Newfoundland Rock
- Full name: Newfoundland Rock Rugby Football Club
- Union: Rugby Canada Newfoundland Rugby Union
- Nickname: The Rock
- Founded: 1984
- Location: St. John's, Newfoundland & Labrador
- Ground: Swilers Rugby Park (Capacity: 6,500)
- Chairman: / Noel Browne
- Coach: / Patrick Parfrey
- League(s): RCSL (1998-2008) RCNJC (2009-present)
| 1st kit | 2nd kit |

Official website
- rockrugby.ca

= Newfoundland Rock =

The Newfoundland Rock are a Canadian rugby union team based in St. John's, Newfoundland and Labrador. The team plays in the Rugby Canada National Junior Championship (RCNJC) and draws most of its players from the Newfoundland Rugby Union, one of fourteen Rugby Unions that have representative teams in the RCNJC.

The organization was originally a competitor at the senior men's level. However, with a 2009 restructuring of Canada's rugby competitions, their place has been taken by a successor organization, the Atlantic Rock, a regional team in the Americas Rugby Championship.

The Rock play their home games at Swilers Rugby Park in St. John's.

==History==
In 1998, Rugby Canada and the provincial unions agreed to form the Rugby Canada Super League (RCSL). Fourteen unions and sub-unions were invited to compete in the new semi-professional league.

The Rock were significantly successful in the RCSL, winning the Eastern Division to advance to the National Final match five of the league's eleven seasons.

During the eighth season of the Super League (2005), the Rock became the first team from the East to win the league Championship defeating the Saskatchewan Prairie Fire (26-13) and again the following season (28-14).
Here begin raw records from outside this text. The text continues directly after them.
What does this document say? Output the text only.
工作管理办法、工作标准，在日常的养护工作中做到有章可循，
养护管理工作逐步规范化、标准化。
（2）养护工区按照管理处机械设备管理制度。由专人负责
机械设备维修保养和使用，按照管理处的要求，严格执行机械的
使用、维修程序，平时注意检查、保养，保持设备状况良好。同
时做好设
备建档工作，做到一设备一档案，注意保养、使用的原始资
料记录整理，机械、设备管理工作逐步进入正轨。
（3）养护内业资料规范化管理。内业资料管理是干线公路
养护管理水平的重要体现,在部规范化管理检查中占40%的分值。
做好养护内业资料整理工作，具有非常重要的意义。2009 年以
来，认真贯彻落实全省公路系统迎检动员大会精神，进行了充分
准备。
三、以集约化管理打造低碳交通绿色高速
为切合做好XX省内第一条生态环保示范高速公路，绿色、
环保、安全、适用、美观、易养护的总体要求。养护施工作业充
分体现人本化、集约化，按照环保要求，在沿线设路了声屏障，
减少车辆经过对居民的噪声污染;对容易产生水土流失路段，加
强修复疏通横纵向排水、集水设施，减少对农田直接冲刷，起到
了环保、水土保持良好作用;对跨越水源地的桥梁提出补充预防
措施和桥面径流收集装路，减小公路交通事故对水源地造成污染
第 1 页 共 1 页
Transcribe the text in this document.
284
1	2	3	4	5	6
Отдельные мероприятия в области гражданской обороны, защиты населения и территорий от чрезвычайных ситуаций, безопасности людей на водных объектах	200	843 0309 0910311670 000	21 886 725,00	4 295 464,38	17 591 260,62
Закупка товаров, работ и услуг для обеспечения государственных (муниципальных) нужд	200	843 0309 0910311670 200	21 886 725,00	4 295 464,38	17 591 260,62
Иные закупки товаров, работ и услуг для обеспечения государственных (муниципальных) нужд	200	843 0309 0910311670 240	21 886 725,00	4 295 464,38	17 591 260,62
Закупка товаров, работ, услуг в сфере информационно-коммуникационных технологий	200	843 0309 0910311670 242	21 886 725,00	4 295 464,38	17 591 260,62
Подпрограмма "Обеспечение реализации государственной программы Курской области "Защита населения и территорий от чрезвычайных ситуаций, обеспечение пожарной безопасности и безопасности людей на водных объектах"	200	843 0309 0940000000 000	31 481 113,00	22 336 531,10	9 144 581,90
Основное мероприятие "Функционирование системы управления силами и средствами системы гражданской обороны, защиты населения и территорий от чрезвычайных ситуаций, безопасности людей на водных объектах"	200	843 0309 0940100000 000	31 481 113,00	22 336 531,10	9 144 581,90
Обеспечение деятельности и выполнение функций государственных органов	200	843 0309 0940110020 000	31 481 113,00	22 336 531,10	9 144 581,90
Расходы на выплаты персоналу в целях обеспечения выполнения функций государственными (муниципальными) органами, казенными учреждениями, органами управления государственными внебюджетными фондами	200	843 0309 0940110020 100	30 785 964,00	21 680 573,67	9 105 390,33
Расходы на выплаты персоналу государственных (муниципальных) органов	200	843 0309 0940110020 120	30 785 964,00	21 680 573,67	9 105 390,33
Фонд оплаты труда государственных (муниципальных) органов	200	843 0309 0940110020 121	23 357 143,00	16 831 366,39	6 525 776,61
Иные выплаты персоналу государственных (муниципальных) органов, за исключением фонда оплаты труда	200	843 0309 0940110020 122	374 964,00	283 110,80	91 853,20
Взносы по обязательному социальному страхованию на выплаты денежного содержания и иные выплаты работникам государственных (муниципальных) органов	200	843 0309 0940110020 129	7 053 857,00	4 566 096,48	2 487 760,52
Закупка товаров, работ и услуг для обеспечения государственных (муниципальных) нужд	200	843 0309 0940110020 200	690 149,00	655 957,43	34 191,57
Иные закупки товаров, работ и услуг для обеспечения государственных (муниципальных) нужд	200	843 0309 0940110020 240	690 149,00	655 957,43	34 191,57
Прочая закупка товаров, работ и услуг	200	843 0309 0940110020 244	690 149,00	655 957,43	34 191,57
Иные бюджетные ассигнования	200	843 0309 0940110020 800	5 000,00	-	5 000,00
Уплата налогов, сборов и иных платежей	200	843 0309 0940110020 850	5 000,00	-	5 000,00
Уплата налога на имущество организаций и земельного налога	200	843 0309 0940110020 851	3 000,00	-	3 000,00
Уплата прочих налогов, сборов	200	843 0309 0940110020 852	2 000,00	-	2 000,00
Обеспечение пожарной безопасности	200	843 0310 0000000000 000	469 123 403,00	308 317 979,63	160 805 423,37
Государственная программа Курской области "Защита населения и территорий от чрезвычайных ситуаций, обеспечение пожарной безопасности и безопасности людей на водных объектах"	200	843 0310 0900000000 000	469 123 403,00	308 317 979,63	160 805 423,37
The Rock lost the Eastern Final to the Niagara Thunder the following year, but returned in 2008 to beat the Calgary Mavericks for a third title, and the final one of the RCSL.

In 2009, Rugby Canada and the IRB decided to expand the NA4 competition to become the Americas Rugby Championship. In this new competition, there would be four Canadian teams, with one to represent Canada's five easternmost provinces, based from St. John's. Additionally, the RCSL was disbanded, to be replaced with a new Under-20 league called the Rugby Canada National Junior Championship. The Rock was chosen as one of the remaining RCSL clubs to enter the newly formed league.